If there is a truth that has helped me more than any other in the past few years, it is this: Jesus came to be and do what I could not be and do. When I fail, this is the truth to which I turn. “Lord, I have failed. I don’t like my critical spirit or my impatience or…. But I am grateful that you could do what I could not do." Jesus came to be the true “Israel.” He came to withstand the temptations in the wilderness that neither Israel nor we today could withstand. Jesus fulfilled the Law that we seem to repeatedly break. And because He did, the pressure is off.

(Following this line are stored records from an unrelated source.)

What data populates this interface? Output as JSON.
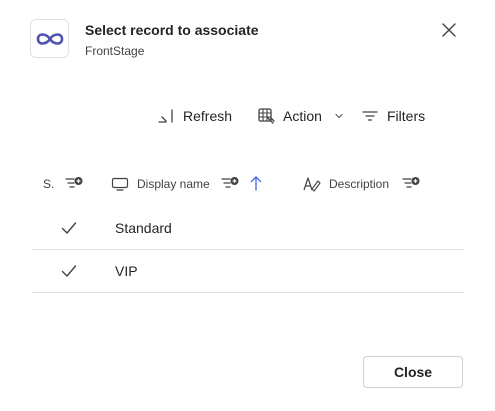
{
  "dialog": {
    "title": "Select record to associate",
    "subtitle": "FrontStage",
    "app_icon": "infinity-logo-icon",
    "accent_color": "#4f52b2"
  },
  "toolbar": {
    "refresh_label": "Refresh",
    "action_label": "Action",
    "filters_label": "Filters"
  },
  "table": {
    "columns": [
      {
        "label": "S.",
        "icon": "status-column"
      },
      {
        "label": "Display name",
        "icon": "display-icon",
        "sort": "ascending"
      },
      {
        "label": "Description",
        "icon": "text-edit-icon"
      }
    ],
    "rows": [
      {
        "display_name": "Standard",
        "selected": true
      },
      {
        "display_name": "VIP",
        "selected": true
      }
    ]
  },
  "footer": {
    "close_label": "Close"
  }
}
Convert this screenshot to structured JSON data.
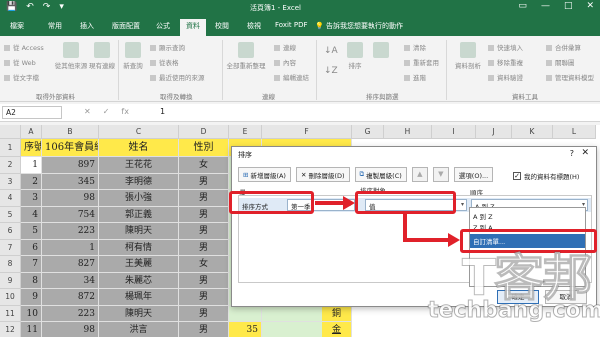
{
  "window": {
    "title": "活頁簿1 - Excel",
    "qat": [
      "💾",
      "↶",
      "↷",
      "▾"
    ],
    "controls": [
      "▭",
      "—",
      "□",
      "✕"
    ]
  },
  "ribbon_tabs": [
    {
      "label": "檔案",
      "active": false
    },
    {
      "label": "常用",
      "active": false
    },
    {
      "label": "插入",
      "active": false
    },
    {
      "label": "版面配置",
      "active": false
    },
    {
      "label": "公式",
      "active": false
    },
    {
      "label": "資料",
      "active": true
    },
    {
      "label": "校閱",
      "active": false
    },
    {
      "label": "檢視",
      "active": false
    },
    {
      "label": "Foxit PDF",
      "active": false
    }
  ],
  "tell_me": "告訴我您想要執行的動作",
  "ribbon": {
    "external": {
      "items": [
        "從 Access",
        "從 Web",
        "從文字檔"
      ],
      "big1": "從其他來源",
      "big2": "現有連線",
      "label": "取得外部資料"
    },
    "transform": {
      "big": "新查詢",
      "items": [
        "顯示查詢",
        "從表格",
        "最近使用的來源"
      ],
      "label": "取得及轉換"
    },
    "connections": {
      "big": "全部重新整理",
      "items": [
        "連線",
        "內容",
        "編輯連結"
      ],
      "label": "連線"
    },
    "sort": {
      "big": "排序",
      "items": [
        "清除",
        "重新套用",
        "進階"
      ],
      "label": "排序與篩選"
    },
    "datatools": {
      "big1": "資料剖析",
      "items": [
        "快速填入",
        "移除重複",
        "資料驗證"
      ],
      "items2": [
        "合併彙算",
        "關聯圖",
        "管理資料模型"
      ],
      "label": "資料工具"
    }
  },
  "formula_bar": {
    "name_box": "A2",
    "icons": [
      "✕",
      "✓",
      "fx"
    ],
    "value": "1"
  },
  "grid": {
    "columns": [
      "A",
      "B",
      "C",
      "D",
      "E",
      "F",
      "G",
      "H",
      "I",
      "J",
      "K",
      "L"
    ],
    "rows": [
      "1",
      "2",
      "3",
      "4",
      "5",
      "6",
      "7",
      "8",
      "9",
      "10",
      "11",
      "12"
    ],
    "header_row": [
      "序號",
      "106年會員編號",
      "姓名",
      "性別",
      "",
      ""
    ],
    "data": [
      [
        "1",
        "897",
        "王花花",
        "女"
      ],
      [
        "2",
        "345",
        "李明德",
        "男"
      ],
      [
        "3",
        "98",
        "張小強",
        "男"
      ],
      [
        "4",
        "754",
        "郭正義",
        "男"
      ],
      [
        "5",
        "223",
        "陳明天",
        "男"
      ],
      [
        "6",
        "1",
        "柯有情",
        "男"
      ],
      [
        "7",
        "827",
        "王美麗",
        "女"
      ],
      [
        "8",
        "34",
        "朱麗芯",
        "男"
      ],
      [
        "9",
        "872",
        "楊珮年",
        "男"
      ],
      [
        "10",
        "223",
        "陳明天",
        "男"
      ],
      [
        "11",
        "98",
        "洪言",
        "男"
      ]
    ],
    "extra": {
      "row11_e": "35",
      "row11_f": "金",
      "row10_f": "銅"
    }
  },
  "dialog": {
    "title": "排序",
    "help": "?",
    "close": "✕",
    "buttons": {
      "add": "新增層級(A)",
      "delete": "刪除層級(D)",
      "copy": "複製層級(C)",
      "up": "▲",
      "down": "▼",
      "options": "選項(O)..."
    },
    "has_header": "我的資料有標題(H)",
    "col_headers": {
      "column": "欄",
      "sort_on": "排序對象",
      "order": "順序"
    },
    "row": {
      "sort_by": "排序方式",
      "column_value": "第一季",
      "sort_on_value": "值",
      "order_value": "A 到 Z"
    },
    "order_options": [
      "A 到 Z",
      "Z 到 A",
      "自訂清單..."
    ],
    "ok": "確定",
    "cancel": "取消"
  },
  "watermark": {
    "logo": "T客邦",
    "url": "techbang.com"
  },
  "colors": {
    "excel_green": "#217346",
    "header_yellow": "#ffe94a",
    "selection_gray": "#aaaaaa",
    "annotation_red": "#e0212a",
    "highlight_blue": "#2f6fb5"
  }
}
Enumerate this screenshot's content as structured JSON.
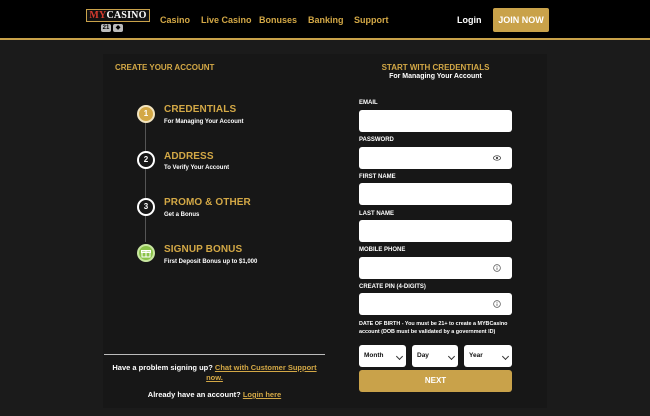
{
  "header": {
    "logo": {
      "my": "MY",
      "casino": "CASINO"
    },
    "nav": [
      "Casino",
      "Live Casino",
      "Bonuses",
      "Banking",
      "Support"
    ],
    "login_label": "Login",
    "join_label": "JOIN NOW"
  },
  "left": {
    "title": "CREATE YOUR ACCOUNT",
    "steps": [
      {
        "number": "1",
        "title": "CREDENTIALS",
        "subtitle": "For Managing Your Account"
      },
      {
        "number": "2",
        "title": "ADDRESS",
        "subtitle": "To Verify Your Account"
      },
      {
        "number": "3",
        "title": "PROMO & OTHER",
        "subtitle": "Get a Bonus"
      },
      {
        "title": "SIGNUP BONUS",
        "subtitle": "First Deposit Bonus up to $1,000"
      }
    ],
    "help_text": "Have a problem signing up?",
    "help_link": "Chat with Customer Support now.",
    "already_text": "Already have an account?",
    "login_link": "Login here"
  },
  "form": {
    "title": "START WITH CREDENTIALS",
    "subtitle": "For Managing Your Account",
    "fields": [
      {
        "label": "EMAIL",
        "value": ""
      },
      {
        "label": "PASSWORD",
        "value": ""
      },
      {
        "label": "FIRST NAME",
        "value": ""
      },
      {
        "label": "LAST NAME",
        "value": ""
      },
      {
        "label": "MOBILE PHONE",
        "value": ""
      },
      {
        "label": "CREATE PIN (4-DIGITS)",
        "value": ""
      }
    ],
    "dob_label": "DATE OF BIRTH",
    "dob_note": " - You must be 21+ to create a MYBCasino account (DOB must be validated by a government ID)",
    "dob_selects": [
      "Month",
      "Day",
      "Year"
    ],
    "next_label": "NEXT"
  },
  "colors": {
    "accent": "#c9a24a",
    "gift": "#8bc34a"
  }
}
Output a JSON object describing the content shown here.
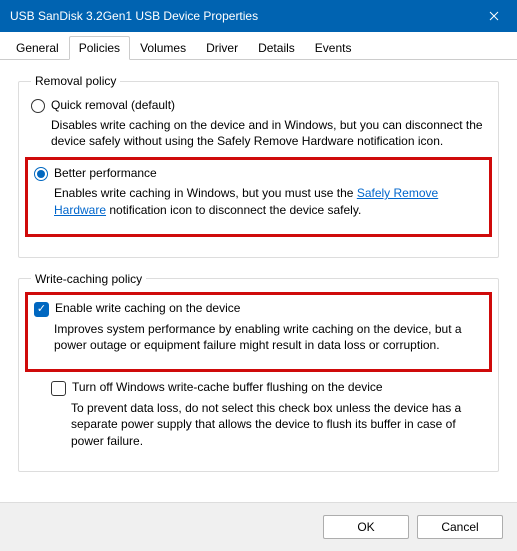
{
  "title": "USB  SanDisk 3.2Gen1 USB Device Properties",
  "tabs": [
    "General",
    "Policies",
    "Volumes",
    "Driver",
    "Details",
    "Events"
  ],
  "activeTab": 1,
  "removalPolicy": {
    "legend": "Removal policy",
    "quick": {
      "label": "Quick removal (default)",
      "desc": "Disables write caching on the device and in Windows, but you can disconnect the device safely without using the Safely Remove Hardware notification icon."
    },
    "better": {
      "label": "Better performance",
      "descPrefix": "Enables write caching in Windows, but you must use the ",
      "link": "Safely Remove Hardware",
      "descSuffix": " notification icon to disconnect the device safely."
    }
  },
  "writeCaching": {
    "legend": "Write-caching policy",
    "enable": {
      "label": "Enable write caching on the device",
      "desc": "Improves system performance by enabling write caching on the device, but a power outage or equipment failure might result in data loss or corruption."
    },
    "turnoff": {
      "label": "Turn off Windows write-cache buffer flushing on the device",
      "desc": "To prevent data loss, do not select this check box unless the device has a separate power supply that allows the device to flush its buffer in case of power failure."
    }
  },
  "buttons": {
    "ok": "OK",
    "cancel": "Cancel"
  }
}
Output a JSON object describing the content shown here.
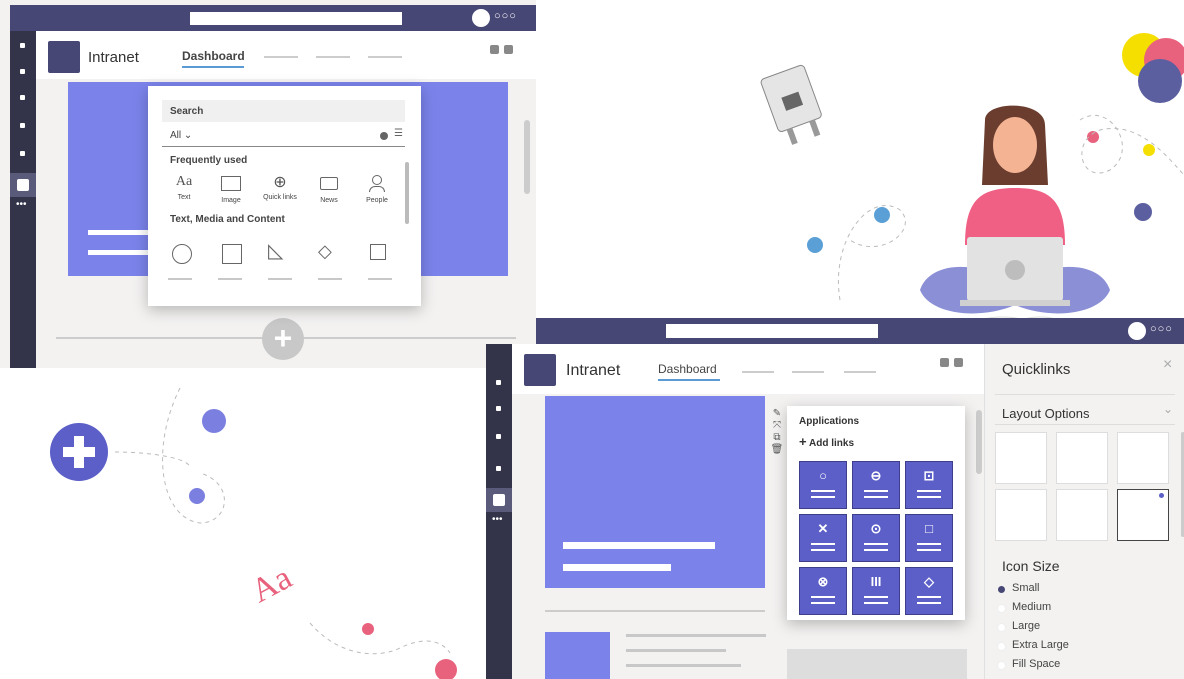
{
  "left_window": {
    "app_title": "Intranet",
    "active_tab": "Dashboard",
    "picker": {
      "search_label": "Search",
      "filter_value": "All",
      "section_frequent": "Frequently used",
      "section_text_media": "Text, Media and Content",
      "items": [
        {
          "icon": "Aa",
          "label": "Text"
        },
        {
          "icon": "image-icon",
          "label": "Image"
        },
        {
          "icon": "globe-icon",
          "label": "Quick links"
        },
        {
          "icon": "news-icon",
          "label": "News"
        },
        {
          "icon": "person-icon",
          "label": "People"
        }
      ]
    }
  },
  "right_window": {
    "app_title": "Intranet",
    "active_tab": "Dashboard",
    "apps_card": {
      "title": "Applications",
      "add_links": "Add links",
      "tile_icons": [
        "○",
        "⊖",
        "⊡",
        "✕",
        "⊙",
        "□",
        "⊗",
        "III",
        "◇"
      ]
    },
    "side_panel": {
      "title": "Quicklinks",
      "layout_options": "Layout Options",
      "icon_size": "Icon Size",
      "sizes": [
        "Small",
        "Medium",
        "Large",
        "Extra Large",
        "Fill Space"
      ],
      "selected_size": "Small"
    }
  },
  "decorations": {
    "aa_text": "Aa"
  },
  "colors": {
    "topbar": "#464775",
    "rail": "#33344a",
    "accent": "#5b5fc7",
    "hero": "#7b83eb",
    "pink": "#e8627d",
    "yellow": "#f5df00"
  }
}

I love the two truths that bookend the eighth chapter of Romans. On the front end, we are reminded that despite our ongoing struggle with the flesh (Romans 7), there is no condemnation. On the back end, no matter what happens in our lives, nothing can separate us from the love of God. Therefore, there is nothing to prove (no condemnation) and nothing to lose (no separation). Nothing to prove and nothing to lose. The pressure is off because Jesus did what we can’t seem to do.
But then this truth: Jesus’s life, death and resurrection now makes it possible for us to be a bit more like Jesus. We are freed from the bondage of sin. Jesus came out of Egypt to free us! He came out of Egypt to make it possible for us to be a bit more like Him, to be able to defy the Self and love sacrificially. That’s good news! That ‘s Gospel!
So, say it with me: Nothing to prove; nothing to lose. Because Jesus came to be and do what we couldn’t. Thank you, Lord. We worship you in deep gratitude and we find forgiveness and mercy in You. Let’s celebrate that truth during this holiday season.
As the angelic multitude came announcing peace, so I say over you: God’s peace to you this Christmas season!
Kent
p.s. The picture is from Tollymore Park in Northern Ireland, the playground of CS Lewis when he was a child.